Synthesis and evaluation of polymer nanoparticles for delivery in RPE cells

Ocular pathologies are among the most debilitating medical conditions affecting all segments of the population. Traditional treatment options are often ineffective, and gene therapy has the potential to become an alternative approach for the treatment of several pathologies. Methacrylate polymers have been described as highly biocompatible and are successfully used in medical applications. Due to their cationic nature, these polymers can be used to form polyplexes with DNA for its delivery. This work aims to study the potential of PDMAEMA (poly(2-(N,N’-dimethylamino)ethyl methacrylate)) as a non viral gene delivery system to the retina. The first part of this work aimed to study the potential for gene delivery of a previously synthesized PDMAEMA polymer of high molecular weight (354kDa). In the second part, we synthesized by RAFT a PDMAEMA with a lower molecular weight (103.3kDa) and similarly, evaluated its ability to act as a gene delivery vehicle. PDMAEMA/DNA polyplexes were prepared at 5, 7.5, 10, 12.5 and 20 nitrogen/phosphorous (N/P) ratio for the 354kDa PDMAEMA and at 5 and 7.5 for the 103.3kDa PDMAEMA. Dynamic light scattering and zeta potential measurements confirmed the nanosize and positive charge of polyplexes for all ratios and for both polymers. Both high and low Mw PDMAEMA were able to efficiently complex and protect DNA from DNase I degradation. Their cytotoxicity was evaluated using a non-retinal cell line (HEK293) and a retinal pigment epithelium (RPE) cell line (D407). We have found that cytotoxicity of the free polymer is concentration and time dependent, as expected, and negligible for all the concentrations of the PDMAEMA-DNA polyplexes.
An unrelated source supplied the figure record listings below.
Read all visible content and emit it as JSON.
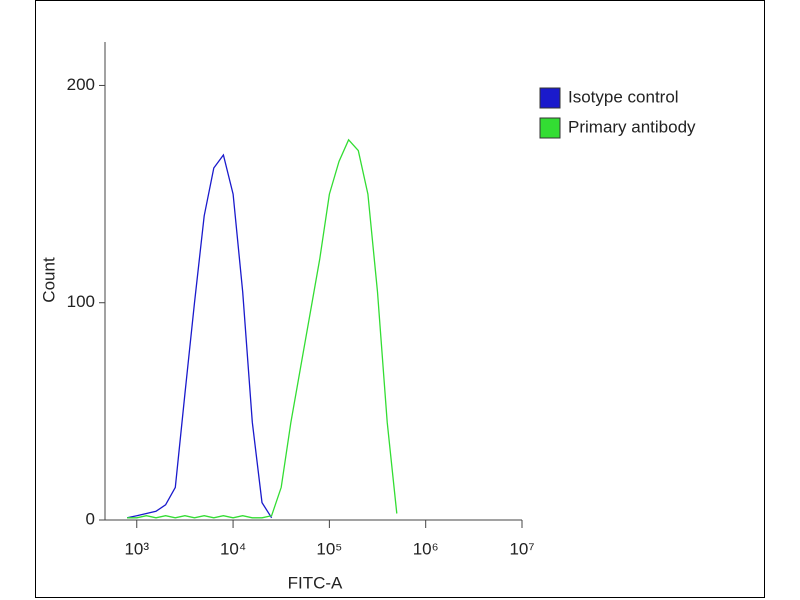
{
  "chart_data": {
    "type": "line",
    "xlabel": "FITC-A",
    "ylabel": "Count",
    "xscale": "log",
    "x": [
      794,
      1000,
      1259,
      1585,
      1995,
      2512,
      3162,
      3981,
      5012,
      6310,
      7943,
      10000,
      12589,
      15849,
      19953,
      25119,
      31623,
      39811,
      50119,
      63096,
      79433,
      100000,
      125893,
      158489,
      199526,
      251189,
      316228,
      398107,
      501187
    ],
    "series": [
      {
        "name": "Isotype control",
        "color": "#1a1acc",
        "values": [
          1,
          2,
          3,
          4,
          7,
          15,
          58,
          100,
          140,
          162,
          168,
          150,
          105,
          45,
          8,
          1,
          null,
          null,
          null,
          null,
          null,
          null,
          null,
          null,
          null,
          null,
          null,
          null,
          null
        ]
      },
      {
        "name": "Primary antibody",
        "color": "#33dd33",
        "values": [
          1,
          1,
          2,
          1,
          2,
          1,
          2,
          1,
          2,
          1,
          2,
          1,
          2,
          1,
          1,
          2,
          15,
          45,
          70,
          95,
          120,
          150,
          165,
          175,
          170,
          150,
          105,
          45,
          3
        ]
      }
    ],
    "xlim": [
      468,
      10000000
    ],
    "xticks": [
      {
        "value": 1000,
        "label": "10³"
      },
      {
        "value": 10000,
        "label": "10⁴"
      },
      {
        "value": 100000,
        "label": "10⁵"
      },
      {
        "value": 1000000,
        "label": "10⁶"
      },
      {
        "value": 10000000,
        "label": "10⁷"
      }
    ],
    "ylim": [
      0,
      220
    ],
    "yticks": [
      0,
      100,
      200
    ],
    "legend": "right"
  }
}
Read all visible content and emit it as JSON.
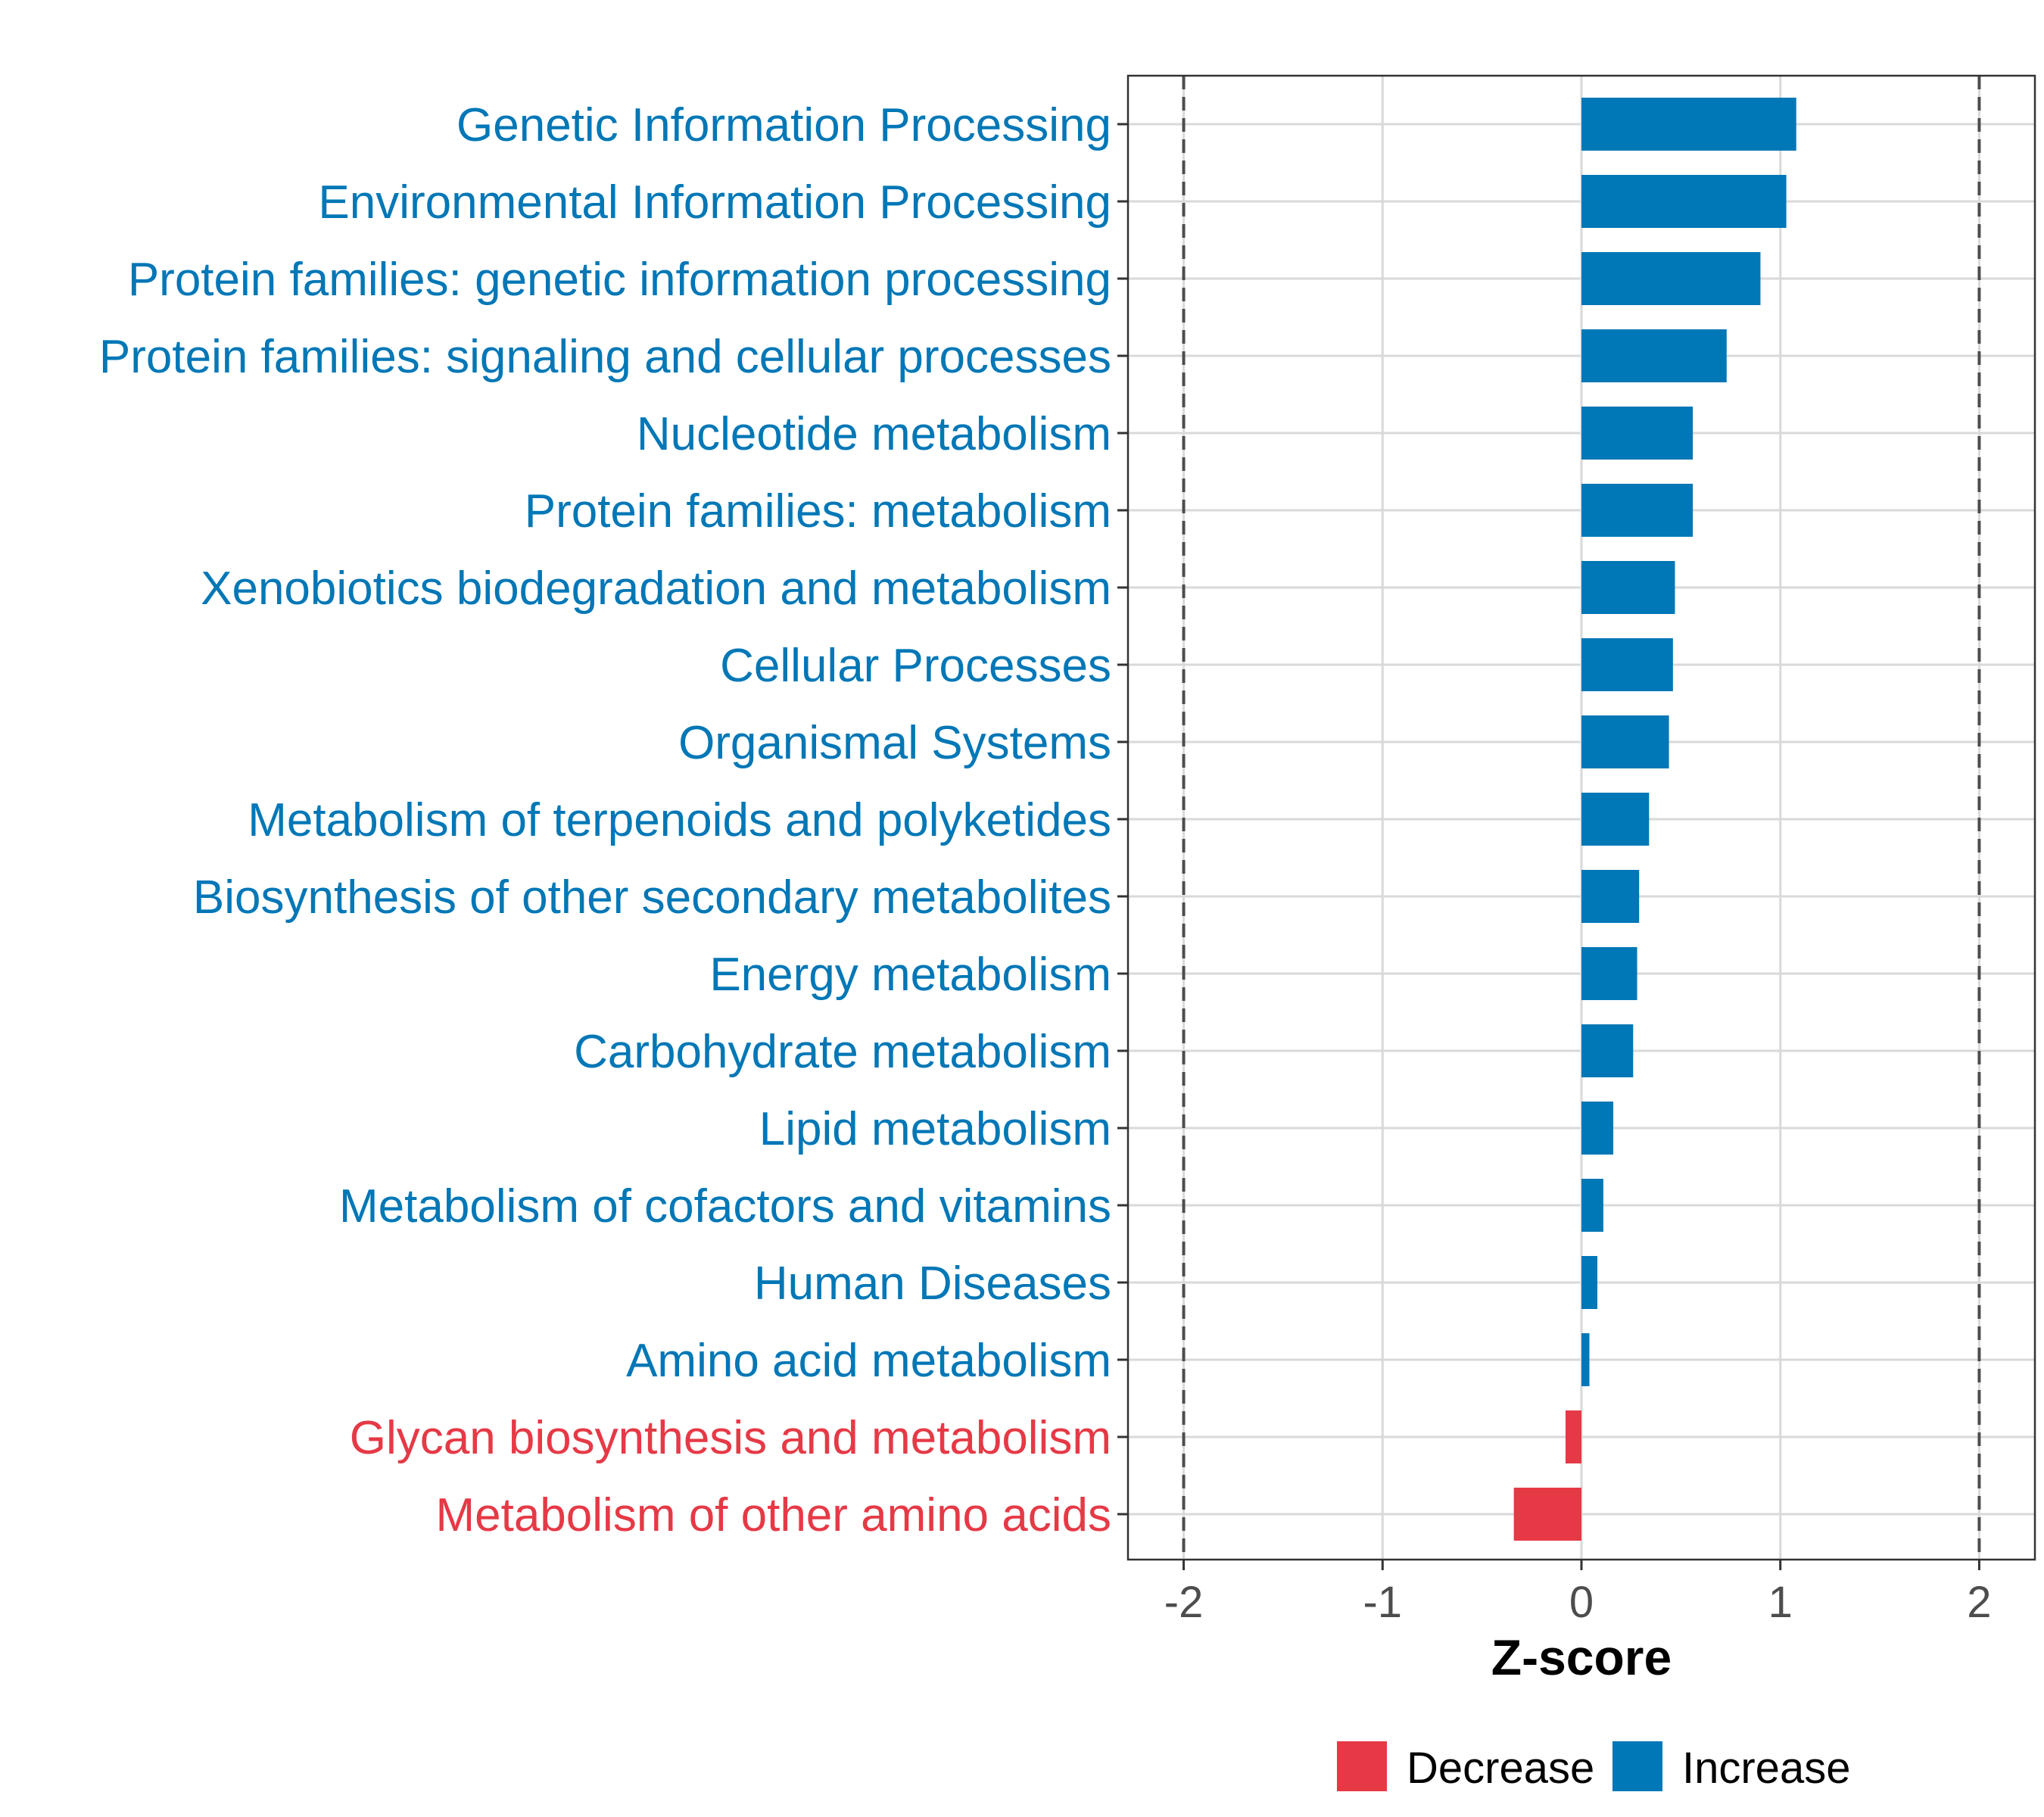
{
  "chart_data": {
    "type": "bar",
    "orientation": "horizontal",
    "title": "",
    "xlabel": "Z-score",
    "ylabel": "",
    "xlim": [
      -2.28,
      2.28
    ],
    "xticks": [
      -2,
      -1,
      0,
      1,
      2
    ],
    "xtick_labels": [
      "-2",
      "-1",
      "0",
      "1",
      "2"
    ],
    "threshold_lines": [
      -2,
      2
    ],
    "grid": true,
    "categories": [
      "Genetic Information Processing",
      "Environmental Information Processing",
      "Protein families: genetic information processing",
      "Protein families: signaling and cellular processes",
      "Nucleotide metabolism",
      "Protein families: metabolism",
      "Xenobiotics biodegradation and metabolism",
      "Cellular Processes",
      "Organismal Systems",
      "Metabolism of terpenoids and polyketides",
      "Biosynthesis of other secondary metabolites",
      "Energy metabolism",
      "Carbohydrate metabolism",
      "Lipid metabolism",
      "Metabolism of cofactors and vitamins",
      "Human Diseases",
      "Amino acid metabolism",
      "Glycan biosynthesis and metabolism",
      "Metabolism of other amino acids"
    ],
    "values": [
      1.08,
      1.03,
      0.9,
      0.73,
      0.56,
      0.56,
      0.47,
      0.46,
      0.44,
      0.34,
      0.29,
      0.28,
      0.26,
      0.16,
      0.11,
      0.08,
      0.04,
      -0.08,
      -0.34
    ],
    "groups": [
      "Increase",
      "Increase",
      "Increase",
      "Increase",
      "Increase",
      "Increase",
      "Increase",
      "Increase",
      "Increase",
      "Increase",
      "Increase",
      "Increase",
      "Increase",
      "Increase",
      "Increase",
      "Increase",
      "Increase",
      "Decrease",
      "Decrease"
    ],
    "legend": {
      "position": "bottom",
      "entries": [
        {
          "label": "Decrease",
          "color": "#e63946"
        },
        {
          "label": "Increase",
          "color": "#0077b6"
        }
      ]
    },
    "colors": {
      "Increase": "#0077b6",
      "Decrease": "#e63946",
      "grid": "#d9d9d9",
      "threshold": "#4d4d4d",
      "border": "#333333"
    }
  }
}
Furthermore, for the concentrations to be used in vivo, the 354kDa PDMAEMA showed no signs of inflammation upon injection in the intravitreal space of C57BL/6 mice. The transfection efficiency, as evaluated by fluorescence microscopy and flow cytometry, showed that the D407 retinal cells were transfected by polyplexes of both high and low Mw PDMAEMA, but with varied efficiency, which was dependent on the N/P ratio. Althogether, these results suggest that PDMAEMA is a feasible candidate for non-viral gene delivery to the retina, and this work constitutes the basis of further studies to elucidate the bottleneck in transfection and further optimization of the material.